We made these with your chicken gyros tonight and omg! We cannot believe we made our own bread and was 100% better than shop bought. We love cooking with you Nagi, thank you for another winner!
I’ve cooked these several times without oil in a non-stick frypan and they’ve always turned out great. But now I’m away from home and don’t have my trusty non-stick pan 🤣 Has anyone had success cooking them in an ordinary fry pan with some olive oil or butter?
Absolutely amazing and so easy to make! The definition of chef’s kiss! Thanks for sharing your recipe, will be making these often!
Omg this is so easy and yet delicious! I’m gonna make a double quantities next time as 6 was not enough for 3 of us…we want more!!
Oil or no oil? “heat oil: heat a non stick pan (no oil)” I’m confused!
Excellent. So easy plus you can add any flavourings you want.

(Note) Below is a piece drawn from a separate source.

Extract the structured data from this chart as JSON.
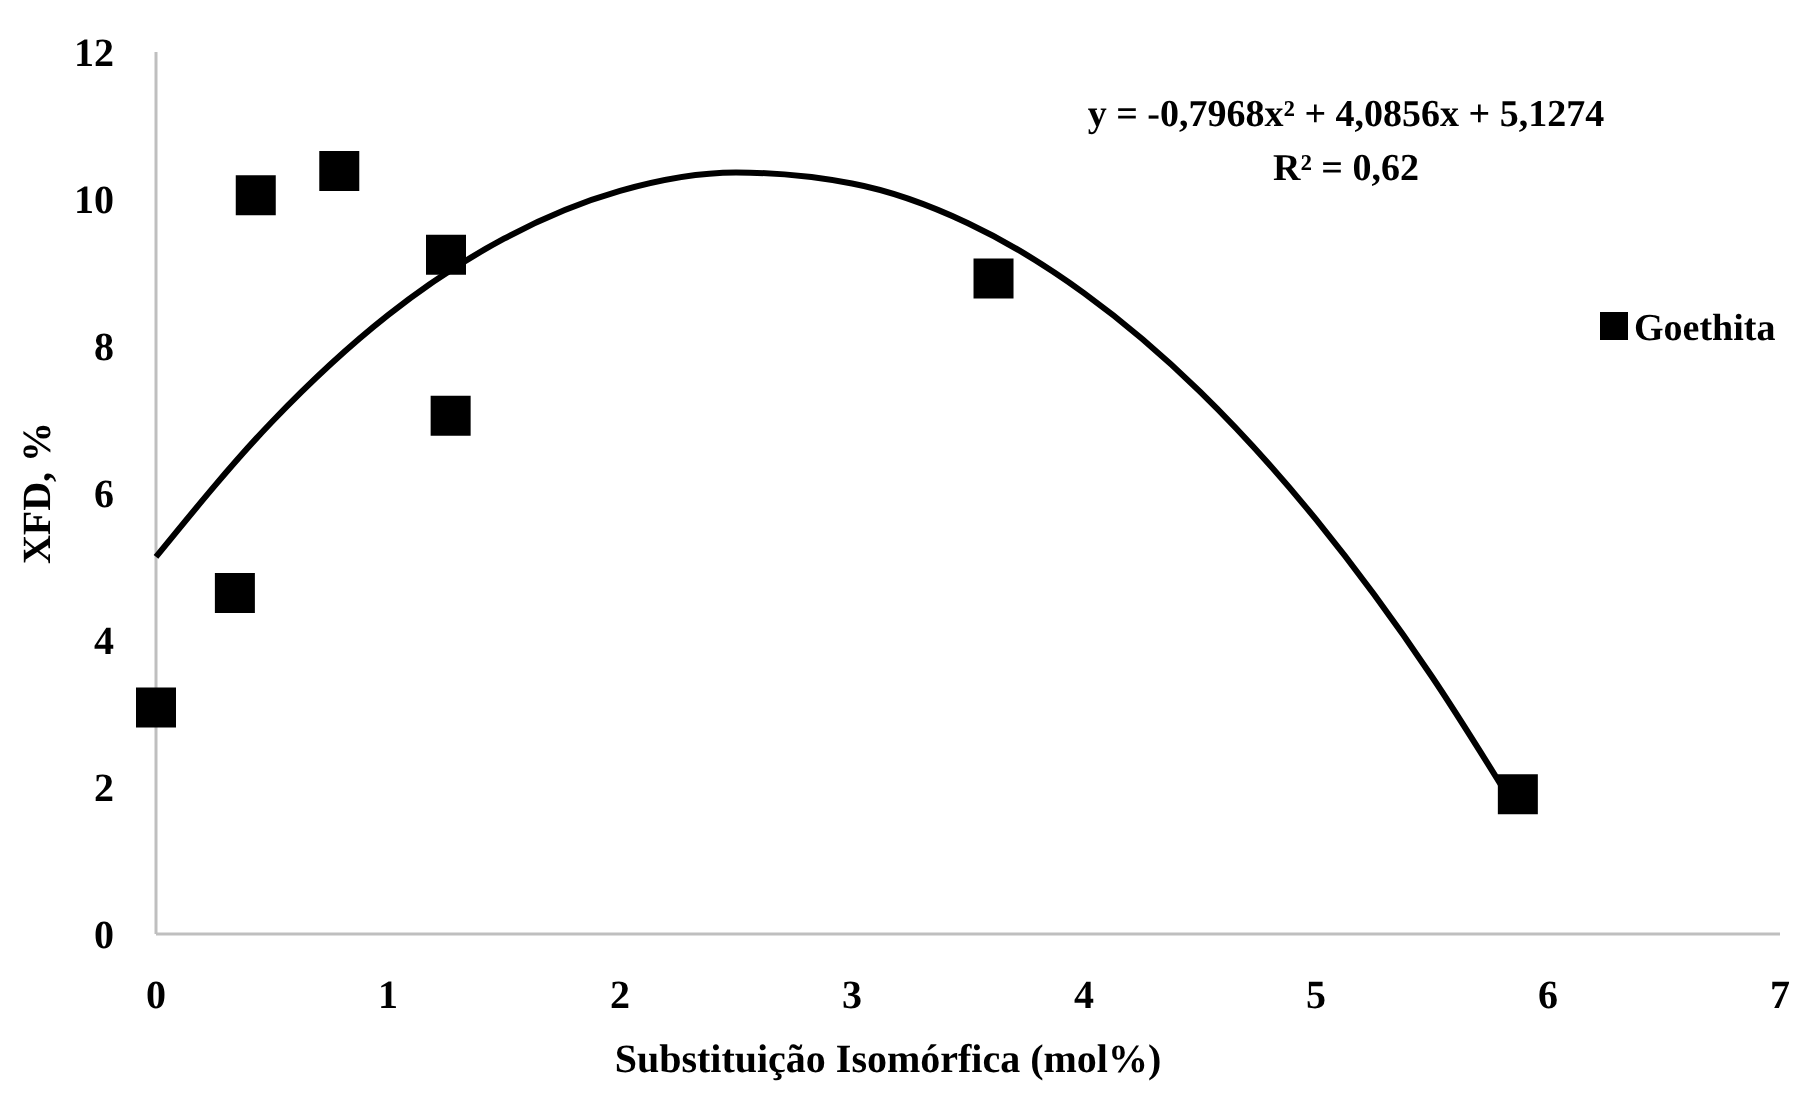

Can you use almond flour instead? (Trying to eat healthier, sorry)
Thank you.
Soo delicious what the heck!! I put cheese in mine and rolled them out 🙂 brushed them with garlic + chili oil and my goodness it’s perfection. 100% remaking forever 🥖🍞🫓
Absolutely beautiful with Nagi’s butter chicken recipe! Very quick, easy and inexpensive. Can’t get over how good all of your recipes are, and your clear instructions and helpful tips make the recipes so easy to follow. Thank you so much for sharing them! Your recipes are my go to now, even if I did botch up my attempt at the cupcakes! 🙂
These were SO EASY to make! I was pleasantly surprised! I added some za’atar seasoning to the dough. We ate them with chicken shawarma, roasted chickpeas and onions, yogurt sauce and cucumbers.
So easy to make and in no time as well!
These are a winner…
Though a bit confused about if you oil the pan or you don’t?!
I think you oil the pan if you want a deeper colour! I didnt oil my pan and they were perfect ^_^
Made this to go with your Middle Eastern Lamb Pilaf – both amazing!
This was exactly as described, easy and will never buy pre made again
Can the milk be substituted with water?
I was trying to re-create a flatbread sandwich from our amazing local Italian Pasta & Pizzeria restaurant. This recipe was perfect and oh so easy for the flatbread similar to the restaurant’s. I rolled them out too thinly to mimic the restaurant. Next time I will divide the dough into quarters instead of 6 pieces and not roll as thinly. My husband & I used 1 flatbread each for our sandwiches. The remaining flatbreads were perfect for mini pizzas for our 15 y.o. son. Everybody was happy for dinner! Thanks for such a simple yet delicious recipe. When I have more time, I will try your naan recipe.
Does the recipe make 4 or 6 flatbreads?
Recipe says 6 but video shows dough cut in 4.
Video shows 4 and adding oil to the pan; recipe says 6 and no oil. I did 8 small ones and did half with oil, half without. The ones with oil were great fresh, but didn’t store well; the ones without oil stored much better. So do what works for you.
Amazingly simple & wonderful taste & texture! I made to complete my Lebanese Chicken Shawarma supper. Thank you for sharing!
My new go to when we don’t want rice and I don’t have time to go to the shops to buy flat bread! Thank you! Fool proof!
Hi Nagi, love your recipes. Can you create an easy recipe for making flatbread that is gluten free? Need more recipes for those who are gluten intolerant 😉 thanks a bunch
Josie
See Note 5
Made these with 2 toddlers, worked well. Made with no oil in a non-stick pan. Puffed well. Had with chicken tikka and yogurt sauce.